Unlikely. But it was possible.

“You found Prof?” Mizzy asked. “What happened?”

“Too much to explain,” I told her. “They say they stormed
Regalia’s supposed base—Building C, on Tia’s map—and found Obliteration glowing inside. I’m sure it’s some kind of trap.”

“That’s not Obliteration they found.”

“What? Val said she’d found him.”

“He appeared back here just after I knocked out the lights,” Mizzy said. “Nearly gave me a heart attack. Didn’t seem to notice me hiding, though. Anyway, he wasn’t glowing at all, but I got a goooood look at him. Whatever Val found, it isn’t Obliteration.”

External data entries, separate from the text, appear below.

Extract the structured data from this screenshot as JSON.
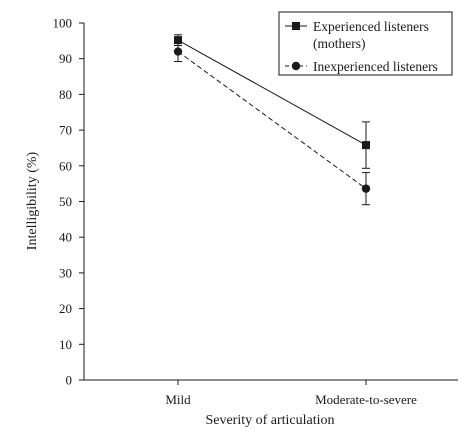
{
  "chart_data": {
    "type": "line",
    "xlabel": "Severity of articulation",
    "ylabel": "Intelligibility (%)",
    "categories": [
      "Mild",
      "Moderate-to-severe"
    ],
    "ylim": [
      0,
      100
    ],
    "yticks": [
      0,
      10,
      20,
      30,
      40,
      50,
      60,
      70,
      80,
      90,
      100
    ],
    "grid": false,
    "legend_position": "top-right",
    "series": [
      {
        "name": "Experienced listeners (mothers)",
        "legend_lines": [
          "Experienced listeners",
          "(mothers)"
        ],
        "marker": "square",
        "line_style": "solid",
        "color": "#1a1a1a",
        "values": [
          95.2,
          65.8
        ],
        "error": [
          1.5,
          6.5
        ]
      },
      {
        "name": "Inexperienced listeners",
        "legend_lines": [
          "Inexperienced listeners"
        ],
        "marker": "circle",
        "line_style": "dashed",
        "color": "#1a1a1a",
        "values": [
          92.0,
          53.6
        ],
        "error": [
          2.8,
          4.5
        ]
      }
    ]
  }
}
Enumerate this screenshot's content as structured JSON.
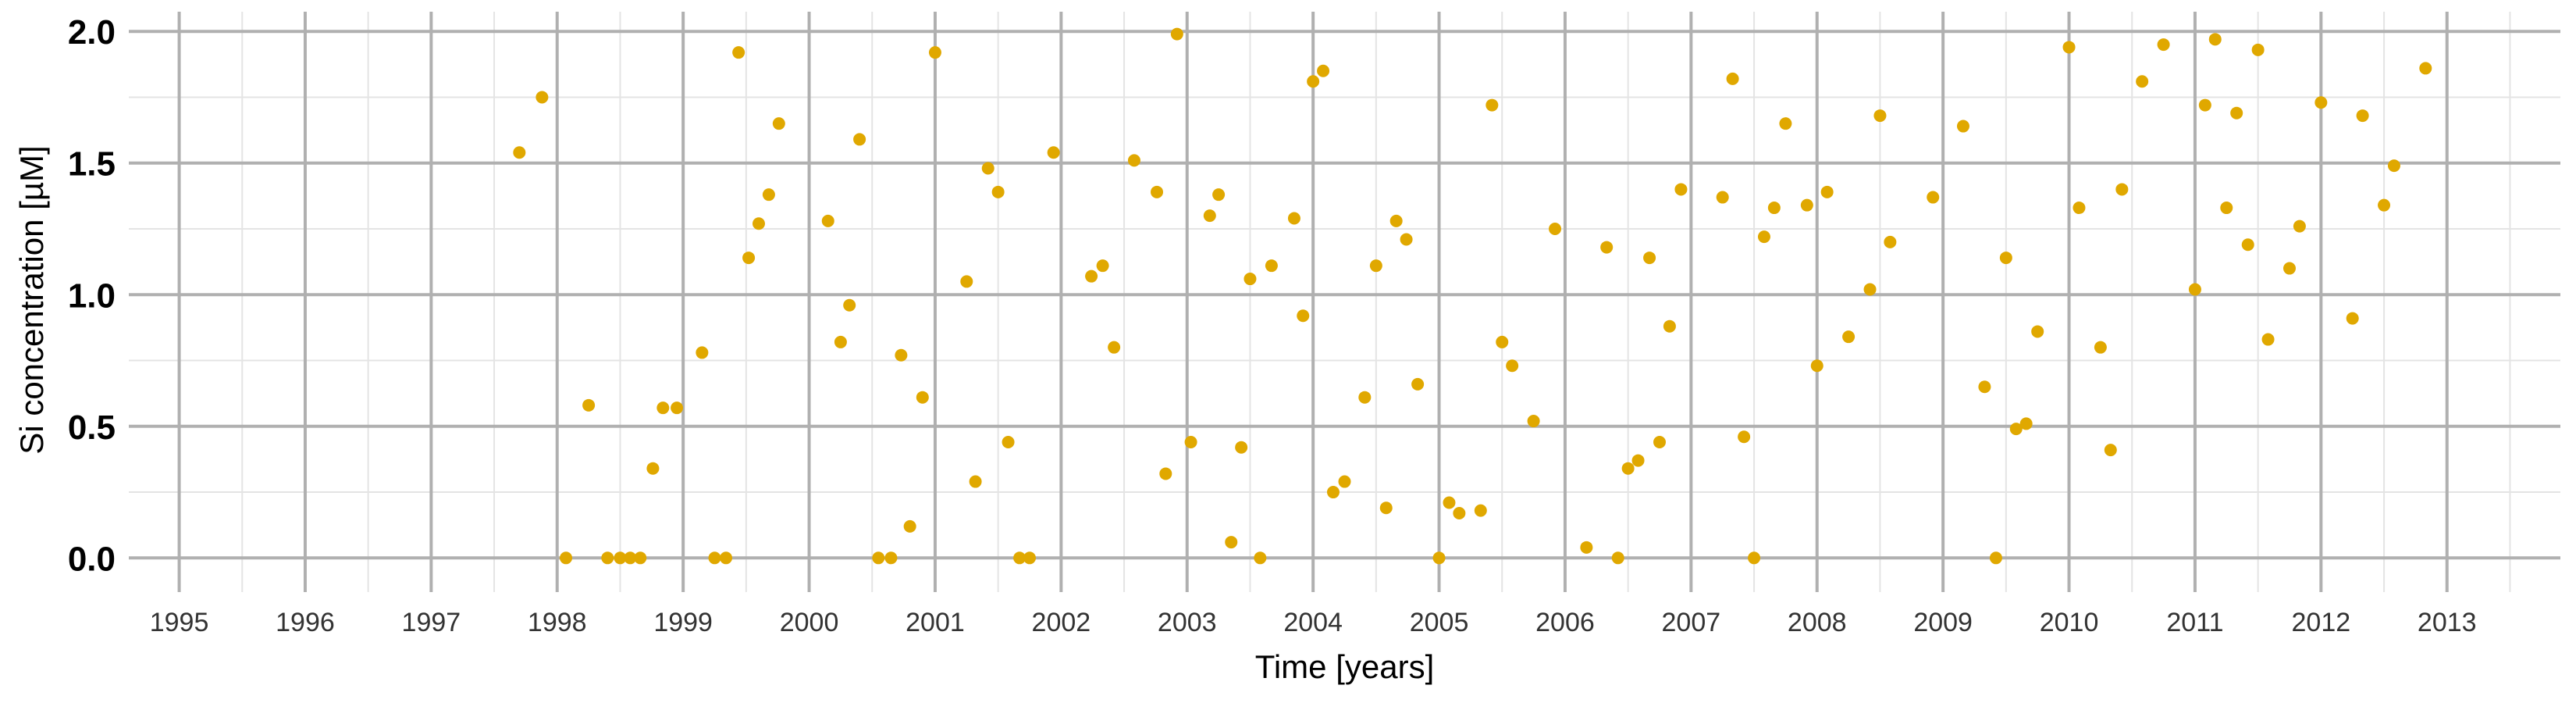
{
  "chart_data": {
    "type": "scatter",
    "xlabel": "Time [years]",
    "ylabel": "Si concentration [µM]",
    "xlim": [
      1994.6,
      2013.9
    ],
    "ylim": [
      -0.1,
      2.06
    ],
    "xticks": [
      "1995",
      "1996",
      "1997",
      "1998",
      "1999",
      "2000",
      "2001",
      "2002",
      "2003",
      "2004",
      "2005",
      "2006",
      "2007",
      "2008",
      "2009",
      "2010",
      "2011",
      "2012",
      "2013"
    ],
    "yticks": [
      "0.0",
      "0.5",
      "1.0",
      "1.5",
      "2.0"
    ],
    "grid": true,
    "point_color": "#E0A800",
    "grid_color": "#b0b0b0",
    "series": [
      {
        "points": [
          [
            1997.7,
            1.54
          ],
          [
            1997.88,
            1.75
          ],
          [
            1998.07,
            0.0
          ],
          [
            1998.25,
            0.58
          ],
          [
            1998.4,
            0.0
          ],
          [
            1998.5,
            0.0
          ],
          [
            1998.58,
            0.0
          ],
          [
            1998.66,
            0.0
          ],
          [
            1998.76,
            0.34
          ],
          [
            1998.84,
            0.57
          ],
          [
            1998.95,
            0.57
          ],
          [
            1999.15,
            0.78
          ],
          [
            1999.25,
            0.0
          ],
          [
            1999.34,
            0.0
          ],
          [
            1999.44,
            1.92
          ],
          [
            1999.52,
            1.14
          ],
          [
            1999.6,
            1.27
          ],
          [
            1999.68,
            1.38
          ],
          [
            1999.76,
            1.65
          ],
          [
            2000.15,
            1.28
          ],
          [
            2000.25,
            0.82
          ],
          [
            2000.32,
            0.96
          ],
          [
            2000.4,
            1.59
          ],
          [
            2000.55,
            0.0
          ],
          [
            2000.65,
            0.0
          ],
          [
            2000.73,
            0.77
          ],
          [
            2000.8,
            0.12
          ],
          [
            2000.9,
            0.61
          ],
          [
            2001.0,
            1.92
          ],
          [
            2001.25,
            1.05
          ],
          [
            2001.32,
            0.29
          ],
          [
            2001.42,
            1.48
          ],
          [
            2001.5,
            1.39
          ],
          [
            2001.58,
            0.44
          ],
          [
            2001.67,
            0.0
          ],
          [
            2001.75,
            0.0
          ],
          [
            2001.94,
            1.54
          ],
          [
            2002.24,
            1.07
          ],
          [
            2002.33,
            1.11
          ],
          [
            2002.42,
            0.8
          ],
          [
            2002.58,
            1.51
          ],
          [
            2002.76,
            1.39
          ],
          [
            2002.83,
            0.32
          ],
          [
            2002.92,
            1.99
          ],
          [
            2003.03,
            0.44
          ],
          [
            2003.18,
            1.3
          ],
          [
            2003.25,
            1.38
          ],
          [
            2003.35,
            0.06
          ],
          [
            2003.43,
            0.42
          ],
          [
            2003.5,
            1.06
          ],
          [
            2003.58,
            0.0
          ],
          [
            2003.67,
            1.11
          ],
          [
            2003.85,
            1.29
          ],
          [
            2003.92,
            0.92
          ],
          [
            2004.0,
            1.81
          ],
          [
            2004.08,
            1.85
          ],
          [
            2004.16,
            0.25
          ],
          [
            2004.25,
            0.29
          ],
          [
            2004.41,
            0.61
          ],
          [
            2004.5,
            1.11
          ],
          [
            2004.58,
            0.19
          ],
          [
            2004.66,
            1.28
          ],
          [
            2004.74,
            1.21
          ],
          [
            2004.83,
            0.66
          ],
          [
            2005.0,
            0.0
          ],
          [
            2005.08,
            0.21
          ],
          [
            2005.16,
            0.17
          ],
          [
            2005.33,
            0.18
          ],
          [
            2005.42,
            1.72
          ],
          [
            2005.5,
            0.82
          ],
          [
            2005.58,
            0.73
          ],
          [
            2005.75,
            0.52
          ],
          [
            2005.92,
            1.25
          ],
          [
            2006.17,
            0.04
          ],
          [
            2006.33,
            1.18
          ],
          [
            2006.42,
            0.0
          ],
          [
            2006.5,
            0.34
          ],
          [
            2006.58,
            0.37
          ],
          [
            2006.67,
            1.14
          ],
          [
            2006.75,
            0.44
          ],
          [
            2006.83,
            0.88
          ],
          [
            2006.92,
            1.4
          ],
          [
            2007.25,
            1.37
          ],
          [
            2007.33,
            1.82
          ],
          [
            2007.42,
            0.46
          ],
          [
            2007.5,
            0.0
          ],
          [
            2007.58,
            1.22
          ],
          [
            2007.66,
            1.33
          ],
          [
            2007.75,
            1.65
          ],
          [
            2007.92,
            1.34
          ],
          [
            2008.0,
            0.73
          ],
          [
            2008.08,
            1.39
          ],
          [
            2008.25,
            0.84
          ],
          [
            2008.42,
            1.02
          ],
          [
            2008.5,
            1.68
          ],
          [
            2008.58,
            1.2
          ],
          [
            2008.92,
            1.37
          ],
          [
            2009.16,
            1.64
          ],
          [
            2009.33,
            0.65
          ],
          [
            2009.42,
            0.0
          ],
          [
            2009.5,
            1.14
          ],
          [
            2009.58,
            0.49
          ],
          [
            2009.66,
            0.51
          ],
          [
            2009.75,
            0.86
          ],
          [
            2010.0,
            1.94
          ],
          [
            2010.08,
            1.33
          ],
          [
            2010.25,
            0.8
          ],
          [
            2010.33,
            0.41
          ],
          [
            2010.42,
            1.4
          ],
          [
            2010.58,
            1.81
          ],
          [
            2010.75,
            1.95
          ],
          [
            2011.0,
            1.02
          ],
          [
            2011.08,
            1.72
          ],
          [
            2011.16,
            1.97
          ],
          [
            2011.25,
            1.33
          ],
          [
            2011.33,
            1.69
          ],
          [
            2011.42,
            1.19
          ],
          [
            2011.5,
            1.93
          ],
          [
            2011.58,
            0.83
          ],
          [
            2011.75,
            1.1
          ],
          [
            2011.83,
            1.26
          ],
          [
            2012.0,
            1.73
          ],
          [
            2012.25,
            0.91
          ],
          [
            2012.33,
            1.68
          ],
          [
            2012.5,
            1.34
          ],
          [
            2012.58,
            1.49
          ],
          [
            2012.83,
            1.86
          ]
        ]
      }
    ]
  }
}
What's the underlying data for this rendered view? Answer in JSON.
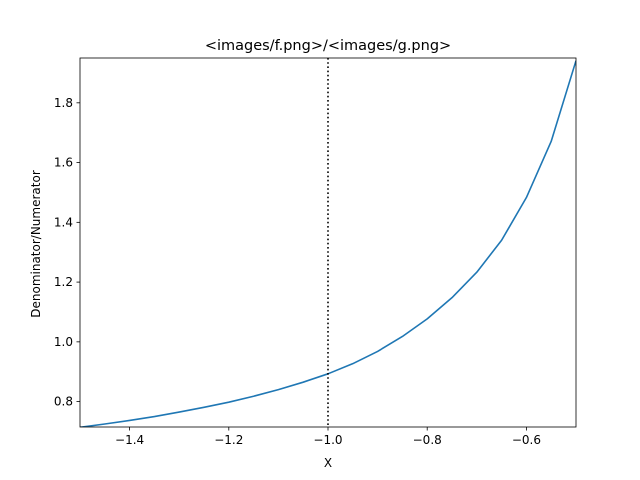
{
  "chart_data": {
    "type": "line",
    "title": "<images/f.png>/<images/g.png>",
    "xlabel": "X",
    "ylabel": "Denominator/Numerator",
    "xlim": [
      -1.5,
      -0.5
    ],
    "ylim": [
      0.715,
      1.95
    ],
    "xticks": [
      -1.4,
      -1.2,
      -1.0,
      -0.8,
      -0.6
    ],
    "xtick_labels": [
      "−1.4",
      "−1.2",
      "−1.0",
      "−0.8",
      "−0.6"
    ],
    "yticks": [
      0.8,
      1.0,
      1.2,
      1.4,
      1.6,
      1.8
    ],
    "ytick_labels": [
      "0.8",
      "1.0",
      "1.2",
      "1.4",
      "1.6",
      "1.8"
    ],
    "grid": false,
    "series": [
      {
        "color": "#1f77b4",
        "x": [
          -1.5,
          -1.45,
          -1.4,
          -1.35,
          -1.3,
          -1.25,
          -1.2,
          -1.15,
          -1.1,
          -1.05,
          -1.0,
          -0.95,
          -0.9,
          -0.85,
          -0.8,
          -0.75,
          -0.7,
          -0.65,
          -0.6,
          -0.55,
          -0.5
        ],
        "y": [
          0.714,
          0.725,
          0.737,
          0.75,
          0.765,
          0.781,
          0.798,
          0.818,
          0.84,
          0.865,
          0.893,
          0.927,
          0.968,
          1.018,
          1.077,
          1.148,
          1.233,
          1.34,
          1.483,
          1.671,
          1.941
        ]
      }
    ],
    "vlines": [
      {
        "x": -1.0,
        "style": "dotted",
        "color": "#000000"
      }
    ]
  }
}
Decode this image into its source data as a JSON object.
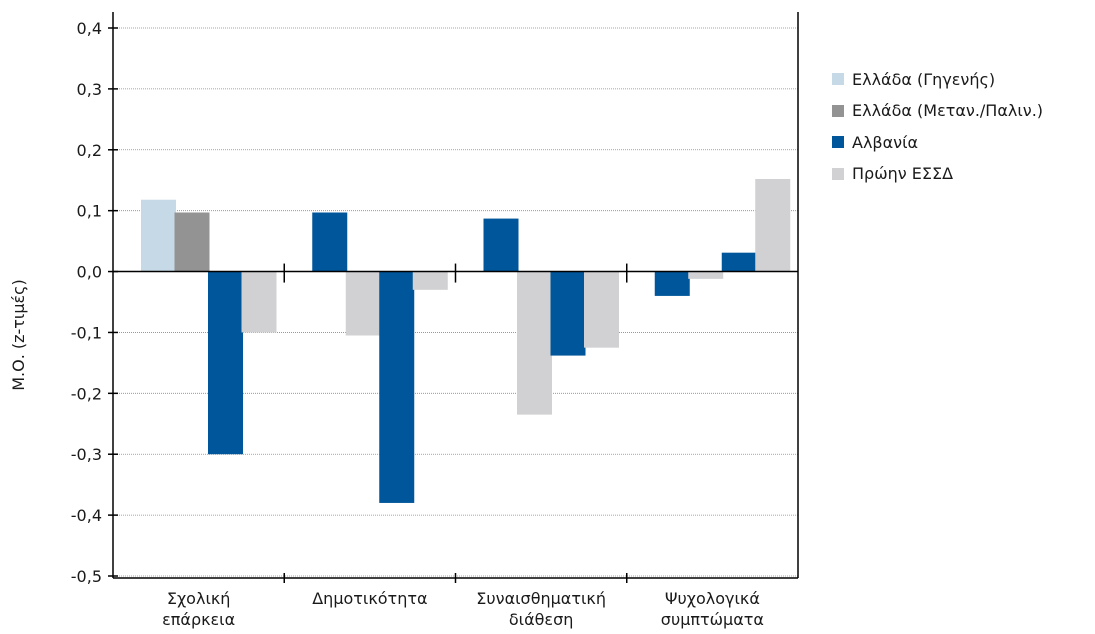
{
  "chart_data": {
    "type": "bar",
    "ylabel": "Μ.Ο. (z-τιμές)",
    "ylim": [
      -0.5,
      0.4
    ],
    "yticks": [
      "0,4",
      "0,3",
      "0,2",
      "0,1",
      "0,0",
      "-0,1",
      "-0,2",
      "-0,3",
      "-0,4",
      "-0,5"
    ],
    "categories": [
      [
        "Σχολική",
        "επάρκεια"
      ],
      [
        "Δημοτικότητα"
      ],
      [
        "Συναισθηματική",
        "διάθεση"
      ],
      [
        "Ψυχολογικά",
        "συμπτώματα"
      ]
    ],
    "series": [
      {
        "name": "Ελλάδα (Γηγενής)",
        "color": "#c5d9e6",
        "values": [
          0.118,
          0.0,
          0.0,
          0.0
        ]
      },
      {
        "name": "Ελλάδα (Μεταν./Παλιν.)",
        "color": "#939393",
        "values": [
          0.097,
          0.0,
          0.0,
          0.0
        ]
      },
      {
        "name": "Αλβανία",
        "color": "#00569a",
        "values": [
          -0.3,
          0.097,
          0.087,
          0.031
        ]
      },
      {
        "name": "Πρώην ΕΣΣΔ",
        "color": "#d1d1d3",
        "values": [
          -0.1,
          -0.105,
          -0.235,
          0.152
        ]
      }
    ],
    "bars": [
      {
        "category": 0,
        "series": 0,
        "value": 0.118
      },
      {
        "category": 0,
        "series": 1,
        "value": 0.097
      },
      {
        "category": 0,
        "series": 2,
        "value": -0.3
      },
      {
        "category": 0,
        "series": 3,
        "value": -0.1
      },
      {
        "category": 1,
        "series": 2,
        "value": 0.097
      },
      {
        "category": 1,
        "series": 3,
        "value": -0.105
      },
      {
        "category": 1,
        "series": 2,
        "value": -0.38
      },
      {
        "category": 1,
        "series": 3,
        "value": -0.03
      },
      {
        "category": 2,
        "series": 2,
        "value": 0.087
      },
      {
        "category": 2,
        "series": 3,
        "value": -0.235
      },
      {
        "category": 2,
        "series": 2,
        "value": -0.138
      },
      {
        "category": 2,
        "series": 3,
        "value": -0.125
      },
      {
        "category": 3,
        "series": 2,
        "value": -0.04
      },
      {
        "category": 3,
        "series": 3,
        "value": -0.012
      },
      {
        "category": 3,
        "series": 2,
        "value": 0.031
      },
      {
        "category": 3,
        "series": 3,
        "value": 0.152
      }
    ],
    "grid": true,
    "legend_position": "right"
  }
}
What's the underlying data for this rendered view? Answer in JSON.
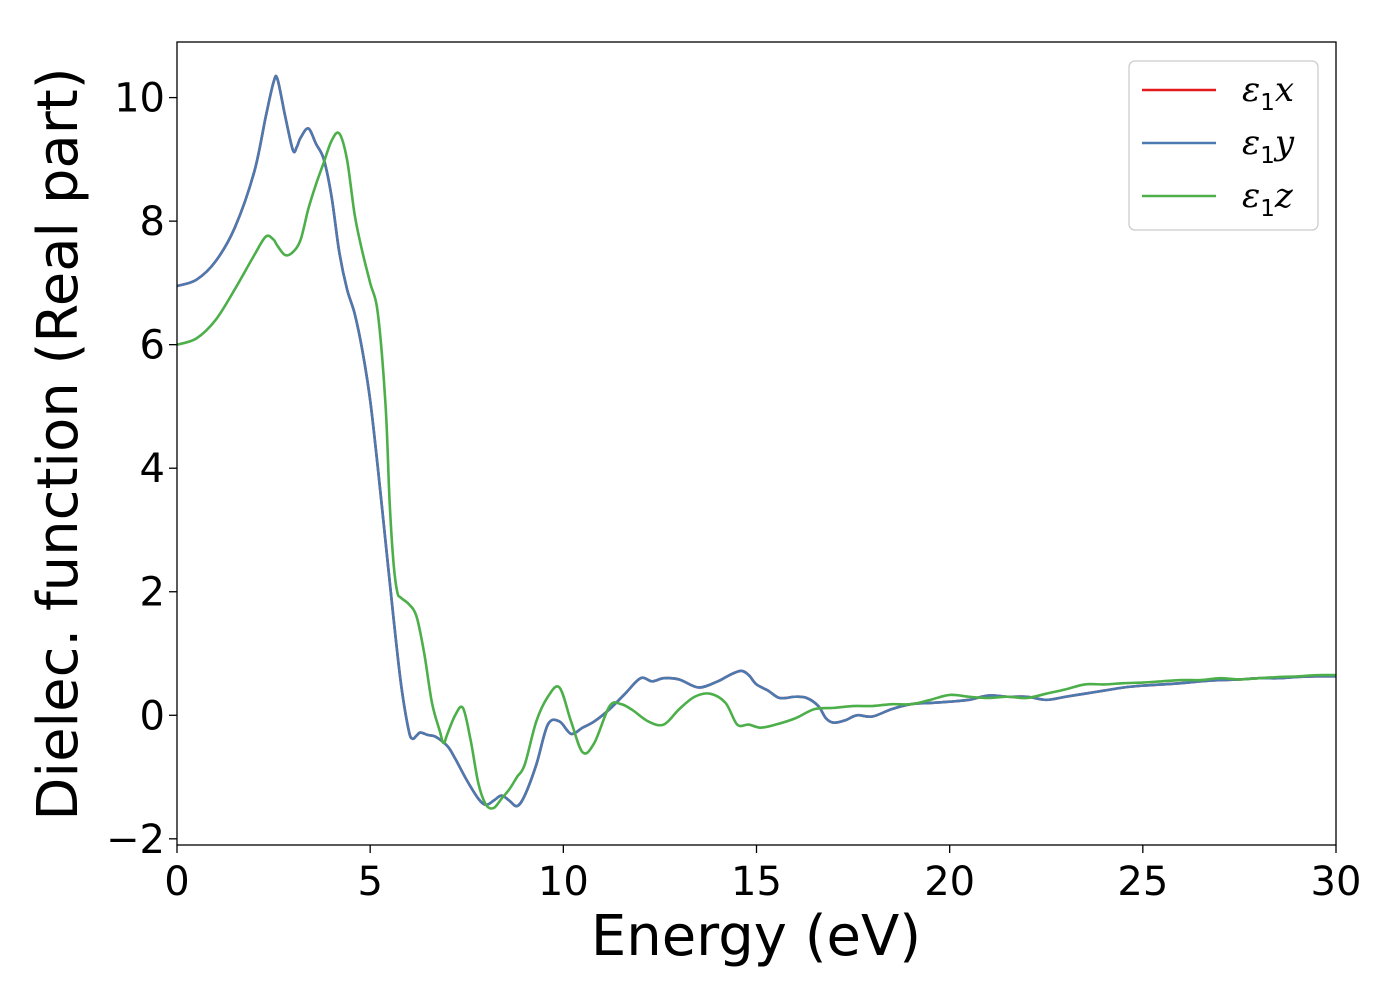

“Sparks,” I said, trying to push myself faster. “Then what is Prof walking into?”

“You’re asking me?” Mizzy said.

“Just thinking out loud. I’m heading uptown. Can you get here? I might need fire support.”

“Already on my way,” Mizzy said, “but I’m pretty far. Any sign of Newton your direction?”

“Newton’s dead,” I said. “I managed to guess her weakness.”


Wow
,” Mizzy said. “Another one? You’re
really
making the rest of us look bad. I mean, dude,
I
couldn’t even shoot an unarmed, powerless enemy who fell in my lap.”